Article initialement publié le 22 août 2019 sur The New York Times
Il est important de se rappeler que le graffiti n’a jamais été une chose unique. En quelques années seulement, depuis que les tags griffonnés ont commencé à apparaître sur les murs et les trains, le graffiti est devenu marketing, art contemporain, politique et plus encore. La forme a évolué rapidement et s’est largement répandue, capturée dans une lutte éternelle entre légitimité externe et crédibilité interne, entre marges hors-la-loi et viabilité.

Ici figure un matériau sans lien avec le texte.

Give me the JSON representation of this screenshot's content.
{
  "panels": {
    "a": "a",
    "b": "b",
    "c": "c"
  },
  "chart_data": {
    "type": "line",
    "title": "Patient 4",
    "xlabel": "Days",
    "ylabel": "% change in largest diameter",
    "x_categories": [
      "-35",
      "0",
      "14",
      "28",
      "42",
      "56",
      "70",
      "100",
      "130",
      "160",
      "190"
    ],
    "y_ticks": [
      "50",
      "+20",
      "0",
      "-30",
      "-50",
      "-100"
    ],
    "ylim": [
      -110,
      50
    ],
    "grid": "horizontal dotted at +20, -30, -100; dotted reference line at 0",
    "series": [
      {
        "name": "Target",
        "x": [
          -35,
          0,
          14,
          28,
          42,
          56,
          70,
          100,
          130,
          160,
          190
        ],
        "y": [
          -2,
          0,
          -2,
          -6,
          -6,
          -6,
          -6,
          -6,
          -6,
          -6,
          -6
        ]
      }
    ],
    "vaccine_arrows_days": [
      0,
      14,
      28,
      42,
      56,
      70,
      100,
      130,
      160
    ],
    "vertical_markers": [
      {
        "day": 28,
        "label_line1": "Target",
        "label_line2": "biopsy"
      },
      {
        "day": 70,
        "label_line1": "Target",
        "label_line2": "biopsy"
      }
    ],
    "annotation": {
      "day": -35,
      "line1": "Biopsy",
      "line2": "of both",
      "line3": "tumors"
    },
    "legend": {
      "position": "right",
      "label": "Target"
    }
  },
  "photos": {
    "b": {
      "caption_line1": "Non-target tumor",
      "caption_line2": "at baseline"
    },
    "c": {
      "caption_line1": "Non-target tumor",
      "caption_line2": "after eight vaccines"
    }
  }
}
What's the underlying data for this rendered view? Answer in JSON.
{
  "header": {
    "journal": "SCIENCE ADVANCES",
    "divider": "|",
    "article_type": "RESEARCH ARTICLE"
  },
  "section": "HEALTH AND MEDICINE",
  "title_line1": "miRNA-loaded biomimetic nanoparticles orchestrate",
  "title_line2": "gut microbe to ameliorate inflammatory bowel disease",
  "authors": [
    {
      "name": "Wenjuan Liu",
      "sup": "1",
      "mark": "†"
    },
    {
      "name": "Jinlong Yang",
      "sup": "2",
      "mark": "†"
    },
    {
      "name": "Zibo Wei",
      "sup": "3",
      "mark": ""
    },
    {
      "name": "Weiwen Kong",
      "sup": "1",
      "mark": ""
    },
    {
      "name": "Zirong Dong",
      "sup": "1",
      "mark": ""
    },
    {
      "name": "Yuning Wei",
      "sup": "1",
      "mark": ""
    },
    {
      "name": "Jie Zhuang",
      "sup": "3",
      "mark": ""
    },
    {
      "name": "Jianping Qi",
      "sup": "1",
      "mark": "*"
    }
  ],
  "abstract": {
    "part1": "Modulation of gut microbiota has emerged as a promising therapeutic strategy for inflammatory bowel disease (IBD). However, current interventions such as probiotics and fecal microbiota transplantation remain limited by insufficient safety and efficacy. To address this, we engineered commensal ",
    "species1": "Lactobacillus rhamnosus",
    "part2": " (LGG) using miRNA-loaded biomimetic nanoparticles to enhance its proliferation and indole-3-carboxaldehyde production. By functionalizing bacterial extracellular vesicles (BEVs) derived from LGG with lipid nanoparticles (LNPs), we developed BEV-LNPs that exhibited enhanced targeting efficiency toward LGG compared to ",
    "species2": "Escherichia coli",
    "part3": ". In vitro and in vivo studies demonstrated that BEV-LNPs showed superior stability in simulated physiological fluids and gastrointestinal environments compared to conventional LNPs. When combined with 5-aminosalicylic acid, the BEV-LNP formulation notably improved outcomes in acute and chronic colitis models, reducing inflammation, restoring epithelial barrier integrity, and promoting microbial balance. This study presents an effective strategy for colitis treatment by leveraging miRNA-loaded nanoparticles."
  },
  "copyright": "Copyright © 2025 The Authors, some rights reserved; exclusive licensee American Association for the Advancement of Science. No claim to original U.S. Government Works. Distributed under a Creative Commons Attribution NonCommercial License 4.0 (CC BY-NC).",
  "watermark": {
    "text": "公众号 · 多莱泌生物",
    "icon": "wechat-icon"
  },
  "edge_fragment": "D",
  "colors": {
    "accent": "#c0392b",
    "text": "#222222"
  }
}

De manière admirable, l’exposition itinérante « Beyond the Streets » raconte ces deux histoires côte à côte, et parfois toutes en même temps. Curatée par Roger Gastman, elle occupe deux étages d’un immense nouveau bâtiment à Williamsburg, Brooklyn. Moins une exposition à narration linéaire qu’un parc d’attractions thématique dédié à tout ce qui touche au graffiti et au post-graffiti, elle embrasse les nombreuses ramifications du mouvement — même celles qui semblent contradictoires — à travers une exposition d’envergure épique mêlant images historiques et art contemporain, abstraction hyper-stylisée et immédiateté viscérale, reportages et éphemera.
Beyond the Streets
Jusqu'au 29 septembre au 25 Kent Avenue, Williamsburg, Brooklyn ; beyondthestreets.com.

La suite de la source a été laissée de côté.